Suddenly though, this mad track full of skittering energy and sounding like it had too many words to fit into its structure was everywhere. How had this happened to a band which if not a cult, were definitely on the fringes of the mainstream? Well, the band had promoted “One Week” hard in America by playing a series of radio station concerts which had resulted in massive airplay and, perhaps against all odds, a US Billboard Hot 100 chart topper!* No doubt that achievement would have meant a full on marketing drive on its UK release and sure enough, it debuted at No 5 over here.

*Rather poetically it would spend just one week at the top.

So that’s how it became a massive hit but what about the ‘why?’. OK so, firstly it has a killer chorus that could have been jarring against the overly verbose verses but actually works perfectly as a way of resolving all that wordplay. Ah yes, those words. Why were they full of pop culture references and whatever did it all mean? According to the band’s Ed Robertson, he’d worked out the track’s chorus but hadn’t a clue what to do about the verses until fellow band member Steven Page told him to just “Freestyle it”. And so Robertson did which means, I guess, that it was all made up nonsense with no meaning at all? Sometimes things just work though and it all hung together in a madcap display of improvisation. You do have to acknowledge the blending of the lyrics. My favourite rhyming couplet is this I think:

“Like Harrison Ford I’m getting frantic
Like Sting I’m tantric”

Source: Musixmatch
Songwriters: Ed Robertson
One Week lyrics © Wb Music Corp., Treat Baker Music Inc.

However, there’s loads more to admire. For example, name checking Japanese filmmaker Akira Kurosawa, German orchestra leader and easy listening legend Bert Kaempfert and American teenage singer LeAnn Rimes in the same song takes a special kind of imagination. Sadly, the live vocals in this TOTP performance don’t quite do it justice.

The final reason for its success? Well, the UK charts have always been accommodating of a single that not a novelty but a bit out there. Off the top of my head there’s “Mmm Mmm Mmm Mmm” by Crash Test Dummies, “Camouflage” by Stan Ridgeway, “O Superman” by Laurie Anderson and later on in these 1999 repeats we’ll be hearing Baz Luhrmann’s “Everybody’s Free (To Wear Sunscreen)”. “One Week” could find a place quite comfortably in such a list.

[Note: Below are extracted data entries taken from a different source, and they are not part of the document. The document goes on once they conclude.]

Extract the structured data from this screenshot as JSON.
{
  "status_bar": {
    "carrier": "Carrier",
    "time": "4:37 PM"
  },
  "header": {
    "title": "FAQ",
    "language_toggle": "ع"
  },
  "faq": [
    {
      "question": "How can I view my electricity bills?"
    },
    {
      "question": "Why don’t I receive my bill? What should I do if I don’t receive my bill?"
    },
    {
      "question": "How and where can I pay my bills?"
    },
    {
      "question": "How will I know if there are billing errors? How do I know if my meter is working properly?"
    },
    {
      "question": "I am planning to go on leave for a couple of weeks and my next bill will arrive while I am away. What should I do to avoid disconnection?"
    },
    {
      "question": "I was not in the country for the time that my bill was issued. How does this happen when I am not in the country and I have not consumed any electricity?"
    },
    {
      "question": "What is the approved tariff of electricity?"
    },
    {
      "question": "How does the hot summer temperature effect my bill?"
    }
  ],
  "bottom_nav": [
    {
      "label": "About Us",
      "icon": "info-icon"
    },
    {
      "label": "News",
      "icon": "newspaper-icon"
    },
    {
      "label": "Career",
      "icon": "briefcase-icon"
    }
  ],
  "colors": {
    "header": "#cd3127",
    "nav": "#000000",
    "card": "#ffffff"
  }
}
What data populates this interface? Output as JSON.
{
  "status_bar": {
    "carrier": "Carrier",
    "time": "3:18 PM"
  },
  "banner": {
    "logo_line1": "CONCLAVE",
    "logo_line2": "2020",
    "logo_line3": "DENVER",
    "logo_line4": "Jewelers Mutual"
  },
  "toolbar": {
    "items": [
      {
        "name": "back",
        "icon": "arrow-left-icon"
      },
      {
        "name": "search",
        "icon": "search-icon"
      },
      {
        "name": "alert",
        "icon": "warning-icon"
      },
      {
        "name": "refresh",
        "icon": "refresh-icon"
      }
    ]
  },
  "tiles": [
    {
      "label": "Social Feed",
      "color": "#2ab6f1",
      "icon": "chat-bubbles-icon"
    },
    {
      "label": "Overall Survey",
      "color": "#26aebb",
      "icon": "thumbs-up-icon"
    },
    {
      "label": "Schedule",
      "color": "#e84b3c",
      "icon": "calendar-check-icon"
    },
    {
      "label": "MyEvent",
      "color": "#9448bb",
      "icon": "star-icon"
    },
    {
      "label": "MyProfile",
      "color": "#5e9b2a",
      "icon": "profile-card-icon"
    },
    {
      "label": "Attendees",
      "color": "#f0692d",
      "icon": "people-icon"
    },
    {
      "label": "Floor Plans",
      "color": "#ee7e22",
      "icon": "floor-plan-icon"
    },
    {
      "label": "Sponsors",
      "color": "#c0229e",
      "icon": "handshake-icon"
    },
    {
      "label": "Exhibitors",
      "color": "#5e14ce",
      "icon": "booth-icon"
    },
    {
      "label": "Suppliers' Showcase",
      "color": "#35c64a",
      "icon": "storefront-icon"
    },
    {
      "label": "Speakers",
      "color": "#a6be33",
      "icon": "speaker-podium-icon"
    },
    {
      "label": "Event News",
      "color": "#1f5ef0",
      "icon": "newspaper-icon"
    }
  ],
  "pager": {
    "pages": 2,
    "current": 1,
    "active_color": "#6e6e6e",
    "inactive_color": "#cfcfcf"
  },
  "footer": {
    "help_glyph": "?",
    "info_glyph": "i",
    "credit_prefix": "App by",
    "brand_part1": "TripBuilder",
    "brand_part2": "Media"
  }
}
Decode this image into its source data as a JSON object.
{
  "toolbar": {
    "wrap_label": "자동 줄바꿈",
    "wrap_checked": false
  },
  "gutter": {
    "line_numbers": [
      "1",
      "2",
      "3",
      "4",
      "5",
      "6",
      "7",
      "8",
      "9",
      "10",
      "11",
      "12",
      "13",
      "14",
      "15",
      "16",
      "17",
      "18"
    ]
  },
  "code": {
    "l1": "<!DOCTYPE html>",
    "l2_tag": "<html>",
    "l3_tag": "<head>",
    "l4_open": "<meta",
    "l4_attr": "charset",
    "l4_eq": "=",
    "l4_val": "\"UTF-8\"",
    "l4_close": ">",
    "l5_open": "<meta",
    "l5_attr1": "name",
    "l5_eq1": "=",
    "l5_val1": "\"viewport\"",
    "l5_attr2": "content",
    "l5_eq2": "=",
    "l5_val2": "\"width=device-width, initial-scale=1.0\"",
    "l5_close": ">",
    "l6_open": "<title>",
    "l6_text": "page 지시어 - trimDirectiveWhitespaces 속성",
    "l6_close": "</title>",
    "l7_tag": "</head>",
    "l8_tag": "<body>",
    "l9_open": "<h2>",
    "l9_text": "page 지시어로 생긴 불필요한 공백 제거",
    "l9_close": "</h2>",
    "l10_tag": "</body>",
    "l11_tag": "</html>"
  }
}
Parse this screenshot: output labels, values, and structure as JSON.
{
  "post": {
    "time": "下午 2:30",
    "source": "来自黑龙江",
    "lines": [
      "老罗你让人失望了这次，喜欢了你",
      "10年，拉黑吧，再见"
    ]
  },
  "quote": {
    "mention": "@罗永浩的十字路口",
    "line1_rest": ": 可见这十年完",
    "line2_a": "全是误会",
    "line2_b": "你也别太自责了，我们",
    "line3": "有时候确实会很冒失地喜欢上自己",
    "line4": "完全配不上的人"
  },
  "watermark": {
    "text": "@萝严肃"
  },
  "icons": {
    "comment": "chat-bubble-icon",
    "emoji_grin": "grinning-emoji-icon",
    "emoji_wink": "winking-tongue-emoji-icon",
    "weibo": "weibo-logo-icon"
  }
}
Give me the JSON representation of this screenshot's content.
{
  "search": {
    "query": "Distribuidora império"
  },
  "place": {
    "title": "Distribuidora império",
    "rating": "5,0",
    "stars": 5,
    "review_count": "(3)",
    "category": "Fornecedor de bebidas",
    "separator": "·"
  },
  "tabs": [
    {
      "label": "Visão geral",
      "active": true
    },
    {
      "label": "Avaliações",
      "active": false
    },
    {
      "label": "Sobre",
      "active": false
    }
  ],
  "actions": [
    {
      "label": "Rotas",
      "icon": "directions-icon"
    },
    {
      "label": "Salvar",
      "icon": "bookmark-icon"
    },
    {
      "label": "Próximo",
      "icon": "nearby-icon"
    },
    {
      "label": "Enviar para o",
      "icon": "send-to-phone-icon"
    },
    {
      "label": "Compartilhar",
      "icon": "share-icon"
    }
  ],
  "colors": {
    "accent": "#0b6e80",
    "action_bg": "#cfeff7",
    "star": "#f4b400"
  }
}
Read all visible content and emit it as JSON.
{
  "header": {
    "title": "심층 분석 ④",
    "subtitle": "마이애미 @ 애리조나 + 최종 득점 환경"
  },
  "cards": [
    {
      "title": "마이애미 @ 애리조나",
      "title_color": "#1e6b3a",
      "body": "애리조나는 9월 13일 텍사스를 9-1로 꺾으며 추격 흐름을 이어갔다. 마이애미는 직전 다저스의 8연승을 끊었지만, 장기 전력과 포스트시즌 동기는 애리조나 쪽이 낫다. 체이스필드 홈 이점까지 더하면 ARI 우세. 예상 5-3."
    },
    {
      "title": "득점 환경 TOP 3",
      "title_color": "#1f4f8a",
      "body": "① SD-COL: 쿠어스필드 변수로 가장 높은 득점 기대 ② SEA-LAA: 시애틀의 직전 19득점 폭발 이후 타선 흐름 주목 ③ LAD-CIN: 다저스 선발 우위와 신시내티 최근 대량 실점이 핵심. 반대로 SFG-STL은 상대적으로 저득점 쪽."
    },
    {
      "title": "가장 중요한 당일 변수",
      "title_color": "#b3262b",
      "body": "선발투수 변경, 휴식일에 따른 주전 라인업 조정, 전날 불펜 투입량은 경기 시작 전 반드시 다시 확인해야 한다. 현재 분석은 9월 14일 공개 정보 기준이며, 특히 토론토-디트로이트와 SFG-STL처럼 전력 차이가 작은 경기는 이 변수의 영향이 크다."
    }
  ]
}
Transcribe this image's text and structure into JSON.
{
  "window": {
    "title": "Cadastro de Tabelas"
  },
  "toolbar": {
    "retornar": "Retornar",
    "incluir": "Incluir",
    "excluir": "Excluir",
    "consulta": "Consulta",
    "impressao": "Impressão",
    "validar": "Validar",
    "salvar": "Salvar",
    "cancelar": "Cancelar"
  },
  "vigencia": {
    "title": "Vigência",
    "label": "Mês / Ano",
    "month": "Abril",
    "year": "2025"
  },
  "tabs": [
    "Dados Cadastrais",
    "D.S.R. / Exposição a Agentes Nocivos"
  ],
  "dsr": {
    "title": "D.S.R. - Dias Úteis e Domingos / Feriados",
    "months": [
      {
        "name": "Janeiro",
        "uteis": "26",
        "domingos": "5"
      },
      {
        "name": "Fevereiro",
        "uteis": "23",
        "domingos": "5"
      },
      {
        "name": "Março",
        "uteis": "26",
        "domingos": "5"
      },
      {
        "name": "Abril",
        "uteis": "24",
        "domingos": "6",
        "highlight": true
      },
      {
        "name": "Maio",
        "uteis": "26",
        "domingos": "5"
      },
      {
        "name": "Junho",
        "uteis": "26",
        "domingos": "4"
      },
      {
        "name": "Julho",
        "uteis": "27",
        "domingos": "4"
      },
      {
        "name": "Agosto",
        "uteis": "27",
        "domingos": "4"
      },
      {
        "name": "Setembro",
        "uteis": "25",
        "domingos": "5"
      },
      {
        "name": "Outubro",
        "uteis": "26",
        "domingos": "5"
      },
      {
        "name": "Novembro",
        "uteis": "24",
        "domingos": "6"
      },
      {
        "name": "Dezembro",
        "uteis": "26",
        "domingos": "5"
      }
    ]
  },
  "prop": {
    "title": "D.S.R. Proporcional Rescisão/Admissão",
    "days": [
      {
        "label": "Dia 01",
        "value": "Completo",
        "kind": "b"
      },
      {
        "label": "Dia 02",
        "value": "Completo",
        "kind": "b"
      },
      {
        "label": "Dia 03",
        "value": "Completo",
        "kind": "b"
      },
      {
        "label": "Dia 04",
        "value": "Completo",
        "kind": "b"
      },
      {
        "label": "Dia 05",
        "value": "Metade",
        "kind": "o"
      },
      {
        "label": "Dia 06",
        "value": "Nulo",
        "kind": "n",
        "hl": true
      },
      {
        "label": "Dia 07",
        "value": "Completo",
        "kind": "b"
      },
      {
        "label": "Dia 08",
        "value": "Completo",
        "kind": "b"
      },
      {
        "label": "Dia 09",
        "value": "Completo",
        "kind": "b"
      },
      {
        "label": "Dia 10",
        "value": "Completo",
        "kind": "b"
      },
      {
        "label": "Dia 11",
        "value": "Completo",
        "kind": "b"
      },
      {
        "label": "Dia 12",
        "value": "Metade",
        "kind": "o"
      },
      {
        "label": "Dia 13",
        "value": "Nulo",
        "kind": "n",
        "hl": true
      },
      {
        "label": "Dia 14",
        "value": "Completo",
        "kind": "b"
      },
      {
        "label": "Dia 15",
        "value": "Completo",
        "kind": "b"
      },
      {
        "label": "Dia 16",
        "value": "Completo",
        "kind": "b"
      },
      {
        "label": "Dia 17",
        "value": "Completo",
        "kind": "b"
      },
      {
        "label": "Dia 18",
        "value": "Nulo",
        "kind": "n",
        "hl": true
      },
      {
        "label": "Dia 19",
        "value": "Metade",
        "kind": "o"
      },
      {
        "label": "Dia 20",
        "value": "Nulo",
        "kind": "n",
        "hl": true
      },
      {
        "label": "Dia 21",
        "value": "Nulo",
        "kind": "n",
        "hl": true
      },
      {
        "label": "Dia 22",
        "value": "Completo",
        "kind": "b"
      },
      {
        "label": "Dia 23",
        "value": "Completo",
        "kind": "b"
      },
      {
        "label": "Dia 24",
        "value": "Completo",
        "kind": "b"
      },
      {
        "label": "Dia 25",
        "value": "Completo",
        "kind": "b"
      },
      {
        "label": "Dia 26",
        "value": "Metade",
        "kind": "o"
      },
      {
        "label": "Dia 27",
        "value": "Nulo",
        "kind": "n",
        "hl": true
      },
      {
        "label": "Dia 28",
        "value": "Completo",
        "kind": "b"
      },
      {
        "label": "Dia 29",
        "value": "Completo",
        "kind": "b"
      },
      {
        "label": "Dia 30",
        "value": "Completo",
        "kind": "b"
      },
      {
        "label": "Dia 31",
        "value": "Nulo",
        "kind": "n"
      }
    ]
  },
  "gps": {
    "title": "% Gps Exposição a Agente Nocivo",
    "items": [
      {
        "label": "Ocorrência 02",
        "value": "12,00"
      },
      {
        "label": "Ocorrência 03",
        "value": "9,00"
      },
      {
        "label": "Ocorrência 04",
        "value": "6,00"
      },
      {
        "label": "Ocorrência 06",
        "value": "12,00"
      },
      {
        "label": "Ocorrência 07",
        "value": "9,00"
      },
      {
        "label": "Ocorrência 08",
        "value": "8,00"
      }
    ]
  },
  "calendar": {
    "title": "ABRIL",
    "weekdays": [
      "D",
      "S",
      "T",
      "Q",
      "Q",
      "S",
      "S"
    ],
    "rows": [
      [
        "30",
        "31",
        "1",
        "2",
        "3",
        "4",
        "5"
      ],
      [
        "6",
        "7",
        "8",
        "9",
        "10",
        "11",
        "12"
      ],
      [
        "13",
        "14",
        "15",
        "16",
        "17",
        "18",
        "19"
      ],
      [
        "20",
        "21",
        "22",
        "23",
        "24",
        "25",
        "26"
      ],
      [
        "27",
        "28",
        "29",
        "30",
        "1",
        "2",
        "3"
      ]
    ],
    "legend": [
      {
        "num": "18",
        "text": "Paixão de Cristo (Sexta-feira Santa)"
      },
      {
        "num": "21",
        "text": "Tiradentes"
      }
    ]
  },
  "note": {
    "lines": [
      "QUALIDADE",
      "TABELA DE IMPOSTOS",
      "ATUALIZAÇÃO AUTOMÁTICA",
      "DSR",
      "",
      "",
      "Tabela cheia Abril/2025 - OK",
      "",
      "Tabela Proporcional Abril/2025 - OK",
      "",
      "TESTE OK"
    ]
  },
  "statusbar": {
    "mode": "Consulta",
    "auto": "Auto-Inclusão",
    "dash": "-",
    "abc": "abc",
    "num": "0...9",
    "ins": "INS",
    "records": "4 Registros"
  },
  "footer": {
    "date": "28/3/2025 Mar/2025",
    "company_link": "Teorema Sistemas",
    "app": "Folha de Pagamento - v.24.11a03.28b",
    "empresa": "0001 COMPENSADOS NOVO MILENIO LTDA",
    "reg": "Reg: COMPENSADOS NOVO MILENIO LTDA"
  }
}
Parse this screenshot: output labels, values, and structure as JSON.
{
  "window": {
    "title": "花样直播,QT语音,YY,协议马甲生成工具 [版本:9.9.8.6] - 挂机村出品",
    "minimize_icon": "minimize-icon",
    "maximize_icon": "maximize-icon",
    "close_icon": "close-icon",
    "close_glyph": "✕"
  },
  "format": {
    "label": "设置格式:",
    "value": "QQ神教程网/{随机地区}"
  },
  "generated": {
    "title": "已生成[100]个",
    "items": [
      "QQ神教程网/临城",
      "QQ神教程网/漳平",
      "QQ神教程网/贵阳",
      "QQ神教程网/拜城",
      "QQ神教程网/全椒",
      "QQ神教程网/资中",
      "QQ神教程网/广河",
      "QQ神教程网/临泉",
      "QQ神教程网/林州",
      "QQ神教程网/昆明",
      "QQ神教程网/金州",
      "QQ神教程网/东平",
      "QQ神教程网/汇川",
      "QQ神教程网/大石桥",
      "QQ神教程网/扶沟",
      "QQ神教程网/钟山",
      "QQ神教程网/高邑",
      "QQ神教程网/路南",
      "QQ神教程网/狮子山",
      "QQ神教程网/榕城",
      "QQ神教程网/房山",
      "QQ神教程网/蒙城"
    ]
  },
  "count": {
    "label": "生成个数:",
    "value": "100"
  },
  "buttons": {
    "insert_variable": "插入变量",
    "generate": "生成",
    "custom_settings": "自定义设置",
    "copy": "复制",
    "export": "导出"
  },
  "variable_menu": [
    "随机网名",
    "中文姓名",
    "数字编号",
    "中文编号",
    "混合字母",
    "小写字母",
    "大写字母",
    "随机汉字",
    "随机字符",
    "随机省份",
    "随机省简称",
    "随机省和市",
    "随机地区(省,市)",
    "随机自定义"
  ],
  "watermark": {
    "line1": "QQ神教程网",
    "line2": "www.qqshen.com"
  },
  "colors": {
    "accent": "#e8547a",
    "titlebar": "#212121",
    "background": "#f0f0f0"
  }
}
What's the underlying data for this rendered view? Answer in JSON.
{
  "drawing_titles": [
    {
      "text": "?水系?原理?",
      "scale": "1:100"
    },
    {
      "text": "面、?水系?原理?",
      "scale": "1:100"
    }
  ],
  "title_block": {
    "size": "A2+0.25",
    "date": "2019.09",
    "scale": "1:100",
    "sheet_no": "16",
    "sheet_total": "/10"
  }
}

Barenaked Ladies would manage one more minor UK chart entry but are still together recording new material with their last album being 2023’s “In Flight”.

An exclusive preview of a massive song next. Literally epic. Or just overly long depending on whether you like it or not I guess. Having emerged bruised from 1995’s Battle of Britpop, Blur regrouped and came back with a platinum selling No 1 album and two of their most iconic singles in “Beetlebum” and “Song 2”. In the meantime, it was their nemesis Oasis who had suffered the brickbats and barbed criticisms of their third album “Be Here Now” and promptly disappeared for the rest of the decade. The field, therefore, was clear for Blur to unleash their sixth studio album without the omnipresence of the Gallaghers and the comparisons that had tripped them up in the past. The lead single was “Tender”, a 7:40 long lament to Damon Albarn’s broken relationship with girlfriend Justine Frischmann of Elastica. With its hopeful refrain of “Come on, come on, come on, get through it” and a gospel choir backing, it gave off heavyweight vibes literally on first hearing. And yet, it also had that lo-fi guitar opening – it was a masterclass in how to slowly build a song. I was convinced it would be the band’s third No 1 single and it would have been but for the commercial wrecking ball that was Britney Spears’ “…Baby One More Time”. Despite having to settle for No 2, its first week sales of 176,000 copies was more than many actual No 1 singles that year. Whatever its numbers said, it was a demonstrably braver and more interesting direction than the one taken by Oasis as the end of the 90s came into view.

Just as we started the show with an act that had just secured an unexpected No 1 single seemingly out of the blue in Blondie and “Maria”, this week’s chart topper was also a surprise – well, it blindsided me anyway. My first engagement with Lenny Kravitz came courtesy of his 1991 album “Mama Said” (I’d been blissfully unaware of his debut collection “Let Love Rule”) during my early days of working for Our Price. I’d really enjoyed that album with tracks like “Fields Of Joy”, “Stand By My Woman” and hit single “It Ain’t Over ‘Til It’s Over” all impressing me. I couldn’t really get into his next album “Are You Gonna Go My Way” mostly because I wasn’t that taken by its hit single title track and after that I completely lost sight of him. Then, in 1999, he was back and how. “Fly Away” was the third single from his fifth studio album “5” and, despite the first two singles taken from it failing to pierce the UK Top 40, it soared straight to the top of the charts in week one of its release. How had this happened? It’s not that big a mystery really – behold the everlasting power of a song being used to soundtrack a TV advert:

Yes, a car advert for the Peugeot 206 was enough to give Lenny his first and only UK No 1. Obviously it wasn’t the first time we’d seen this phenomenon in action but it sure was effective. A last minute addition to the album, Kravitz had originally thought “Fly Away” could maybe have been used as a B-side but its inclusion on that advert changed its destiny. Apart from one minor entry in 2004 with a song from the Bad Boys II soundtrack, “Fly Away” would be Lenny’s final UK chart hit.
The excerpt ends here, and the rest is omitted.